Editoriale n. 10 del 15 marzo 2020

Le tante presenze di Cristo nei tempi senza Eucarestia

C’è profonda amarezza da parte del mondo cattolico per questo deserto quaresimale senza liturgie. Ed anche qualche polemica. Amarezza per un vuoto, che tocca la spiritualità dei credenti, ma anche la dimensione comunitaria del fatto religioso. Quel radunarsi insieme per ritrovare volti noti, il nostro banco, i poveri alla porta della chiesa, i riti della colazione al bar a Messa ultimata, il vociare della piazza col brusio avvolgente della convivialità. Più nulla. E improvvisamente cresce la percezione del valore dell’Eucarestia domenicale, senza la quale ci sentiamo più poveri e feriti. E corre spontaneo il pensiero ai fratelli dell’Amazzonia e delle tante Amazzonie del mondo, che sognano la liturgia domenicale come il bene più prezioso. Bene impedito dalla mancanza di sacerdoti celebranti, mentre le chiese da 4% di cattolici praticanti si scandalizzano all’idea di ordinare prete uomini sposati, di provata moralità. Ma anche polemica, si diceva. Ma come? I vescovi che si piegano alle direttive dello Stato? E le acquasantiere vuote per paura del virus? Ma l’acqua santa non è quella che contiene gli anticorpi e ci guarisce? Non manca qualche anonimo cartello alle porte della chiesa, messo lì di notte per la mancanza di coraggio, per dire al parroco tutta la riprovazione possibile. E poi perché i supermercati sì e le chiese no? Si rischia di cadere nella banalità nel rispondere a queste provocazioni. I supermercati tengono aperto perché bisogna mangiare e, visto che si mangia per vivere a prescindere dalla fede, è chiaro che tra i due piani una qualche differenza esiste. Se poi se vogliamo dirla tutta, è chiaro che chi vive di commercio ha di vista il guadagno, che non vuol dire solo ingordigia, ma vuol dire lavoro, dipendenti con famiglia, figli da sfamare, rate da pagare… La Chiesa, da questo punto, non ha di vista un utile, almeno così si spera, ma il bene spirituale e morale delle persone. Senza dimenticare che è da sempre caratteristica dei cristiani obbedire alle leggi dello Stato, a meno che non si oppongano alla loro coscienza morale.

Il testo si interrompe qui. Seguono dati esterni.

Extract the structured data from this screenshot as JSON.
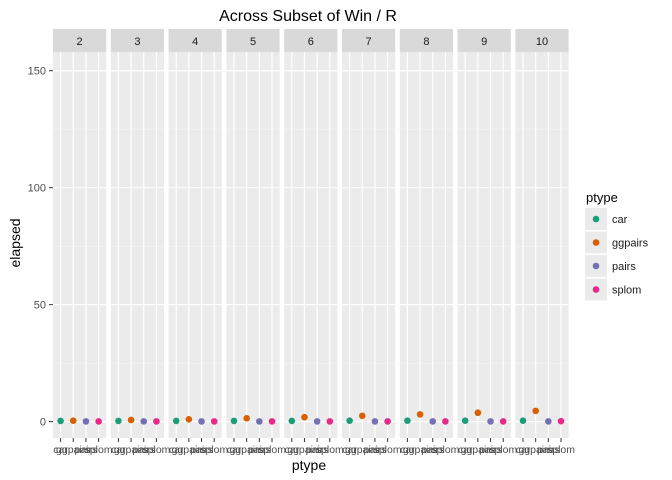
{
  "chart_data": {
    "type": "scatter",
    "title": "Across Subset of Win / R",
    "xlabel": "ptype",
    "ylabel": "elapsed",
    "ylim": [
      -7,
      158
    ],
    "yticks": [
      0,
      50,
      100,
      150
    ],
    "grid": true,
    "categories": [
      "car",
      "ggpairs",
      "pairs",
      "splom"
    ],
    "facets": [
      {
        "label": "2",
        "values": [
          0.3,
          0.4,
          0.1,
          0.1
        ]
      },
      {
        "label": "3",
        "values": [
          0.3,
          0.7,
          0.1,
          0.1
        ]
      },
      {
        "label": "4",
        "values": [
          0.3,
          1.0,
          0.1,
          0.1
        ]
      },
      {
        "label": "5",
        "values": [
          0.3,
          1.4,
          0.1,
          0.1
        ]
      },
      {
        "label": "6",
        "values": [
          0.3,
          1.9,
          0.1,
          0.1
        ]
      },
      {
        "label": "7",
        "values": [
          0.4,
          2.5,
          0.1,
          0.1
        ]
      },
      {
        "label": "8",
        "values": [
          0.4,
          3.1,
          0.1,
          0.1
        ]
      },
      {
        "label": "9",
        "values": [
          0.4,
          3.8,
          0.1,
          0.1
        ]
      },
      {
        "label": "10",
        "values": [
          0.4,
          4.6,
          0.1,
          0.2
        ]
      }
    ],
    "legend": {
      "title": "ptype",
      "placement": "right",
      "entries": [
        {
          "label": "car",
          "color": "#1b9e77"
        },
        {
          "label": "ggpairs",
          "color": "#d95f02"
        },
        {
          "label": "pairs",
          "color": "#7570b3"
        },
        {
          "label": "splom",
          "color": "#e7298a"
        }
      ]
    }
  }
}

E quindi, che fare? Rassegnarsi al deserto? Tornano quanto mai opportune le parole profetiche del Vaticano II, quelle della Sacrosanctun Concilium, dove, al numero 9, si dice che la Liturgia non esaurisce tutta l’attività della Chiesa, così come la Liturgia non esaurisce da sola tutta la presenza divina di Cristo.

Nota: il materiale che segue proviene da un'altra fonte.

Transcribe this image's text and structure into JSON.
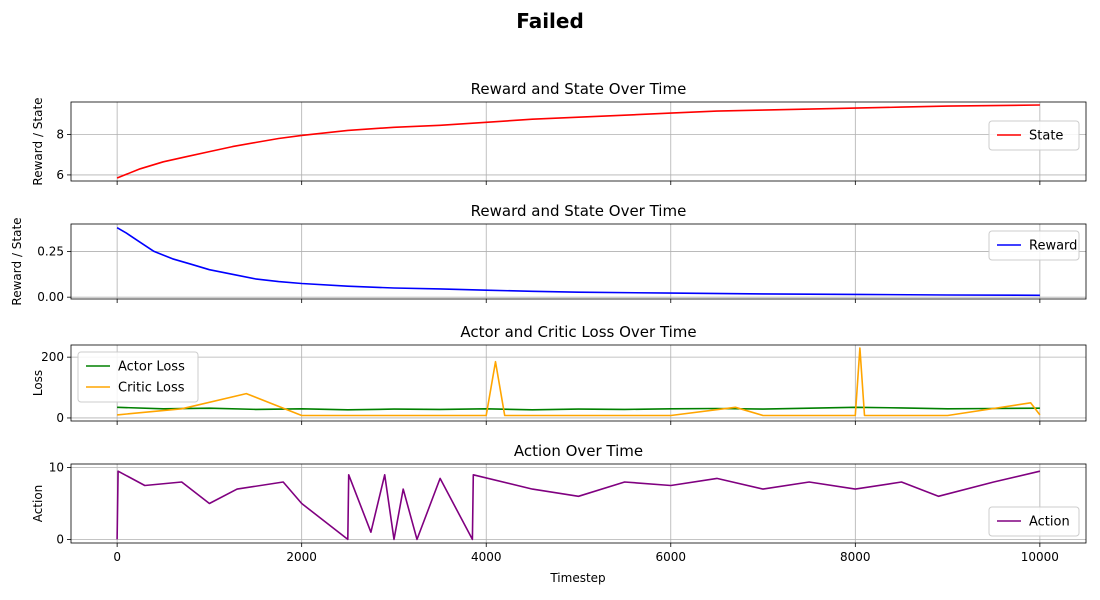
{
  "figure": {
    "suptitle": "Failed",
    "xlabel": "Timestep",
    "x_ticks": [
      0,
      2000,
      4000,
      6000,
      8000,
      10000
    ],
    "xlim": [
      -500,
      10500
    ]
  },
  "chart_data": [
    {
      "type": "line",
      "title": "Reward and State Over Time",
      "ylabel": "Reward / State",
      "ylim": [
        5.7,
        9.6
      ],
      "y_ticks": [
        6,
        8
      ],
      "grid": true,
      "legend": "right",
      "series": [
        {
          "name": "State",
          "color": "#ff0000",
          "x": [
            0,
            250,
            500,
            750,
            1000,
            1250,
            1500,
            1750,
            2000,
            2500,
            3000,
            3500,
            4000,
            4500,
            5000,
            5500,
            6000,
            6500,
            7000,
            7500,
            8000,
            8500,
            9000,
            9500,
            10000
          ],
          "y": [
            5.85,
            6.3,
            6.65,
            6.9,
            7.15,
            7.4,
            7.6,
            7.8,
            7.95,
            8.2,
            8.35,
            8.45,
            8.6,
            8.75,
            8.85,
            8.95,
            9.05,
            9.15,
            9.2,
            9.25,
            9.3,
            9.35,
            9.4,
            9.42,
            9.45
          ]
        }
      ]
    },
    {
      "type": "line",
      "title": "Reward and State Over Time",
      "ylabel": "Reward / State",
      "ylim": [
        -0.01,
        0.4
      ],
      "y_ticks": [
        0.0,
        0.25
      ],
      "y_tick_labels": [
        "0.00",
        "0.25"
      ],
      "grid": true,
      "legend": "top-right",
      "series": [
        {
          "name": "Reward",
          "color": "#0000ff",
          "x": [
            0,
            100,
            250,
            400,
            600,
            800,
            1000,
            1250,
            1500,
            1750,
            2000,
            2500,
            3000,
            3500,
            4000,
            4500,
            5000,
            6000,
            7000,
            8000,
            9000,
            10000
          ],
          "y": [
            0.38,
            0.35,
            0.3,
            0.25,
            0.21,
            0.18,
            0.15,
            0.125,
            0.1,
            0.085,
            0.075,
            0.06,
            0.05,
            0.045,
            0.038,
            0.032,
            0.027,
            0.022,
            0.018,
            0.015,
            0.012,
            0.01
          ]
        }
      ]
    },
    {
      "type": "line",
      "title": "Actor and Critic Loss Over Time",
      "ylabel": "Loss",
      "ylim": [
        -10,
        240
      ],
      "y_ticks": [
        0,
        200
      ],
      "grid": true,
      "legend": "top-left",
      "series": [
        {
          "name": "Actor Loss",
          "color": "#008000",
          "x": [
            0,
            500,
            1000,
            1500,
            2000,
            2500,
            3000,
            3500,
            4000,
            4500,
            5000,
            5500,
            6000,
            6500,
            7000,
            7500,
            8000,
            8500,
            9000,
            9500,
            10000
          ],
          "y": [
            35,
            30,
            32,
            28,
            30,
            27,
            29,
            28,
            30,
            27,
            29,
            28,
            30,
            31,
            29,
            32,
            35,
            33,
            30,
            31,
            32
          ]
        },
        {
          "name": "Critic Loss",
          "color": "#ffa500",
          "x": [
            0,
            700,
            1400,
            2000,
            3000,
            4000,
            4100,
            4200,
            5000,
            6000,
            6700,
            7000,
            8000,
            8050,
            8100,
            9000,
            9900,
            10000
          ],
          "y": [
            10,
            30,
            80,
            8,
            8,
            8,
            185,
            8,
            8,
            8,
            35,
            8,
            8,
            230,
            8,
            8,
            50,
            10
          ]
        }
      ]
    },
    {
      "type": "line",
      "title": "Action Over Time",
      "ylabel": "Action",
      "ylim": [
        -0.5,
        10.5
      ],
      "y_ticks": [
        0,
        10
      ],
      "grid": true,
      "legend": "bottom-right",
      "series": [
        {
          "name": "Action",
          "color": "#800080",
          "x": [
            0,
            10,
            300,
            700,
            1000,
            1300,
            1800,
            2000,
            2500,
            2510,
            2750,
            2900,
            3000,
            3100,
            3250,
            3500,
            3850,
            3860,
            4500,
            5000,
            5500,
            6000,
            6500,
            7000,
            7500,
            8000,
            8500,
            8900,
            9500,
            10000
          ],
          "y": [
            0,
            9.5,
            7.5,
            8.0,
            5.0,
            7.0,
            8.0,
            5.0,
            0,
            9.0,
            1.0,
            9.0,
            0,
            7.0,
            0,
            8.5,
            0,
            9.0,
            7.0,
            6.0,
            8.0,
            7.5,
            8.5,
            7.0,
            8.0,
            7.0,
            8.0,
            6.0,
            8.0,
            9.5
          ]
        }
      ]
    }
  ]
}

San Paolo scrive: «ogni volta che mangiate di questo pane e bevete di questo calice, voi annunziate la morte del Signore finché egli venga» (1 Cor. 11, 26). Ma c’è un passo evangelico altrettanto eloquente in Matteo 25, 40: «ogni volta che avete fatto questo a uno solo di questi miei fratelli più piccoli, l’avete fatto a me». Ogni volta. È in questo avverbio di tempo che si nascondono modi diversi per incontrarsi con Cristo. E ciò può accadere nei Sacramenti, nell’ascolto della Parola, ma anche nelle opere di misericordia. E allora perché non fare di questo deserto liturgico un’occasione di Grazia per scoprire l’incontro con il Signore sulle strade dove incrociamo affamati, prigionieri, malati, stranieri… ? Una carità tanto sbandierata a chiacchiere, quanto disattesa nei fatti, magari a vantaggio di qualche liturgia individualista, più attenta alla propria coscienza che al Corpo di Cristo.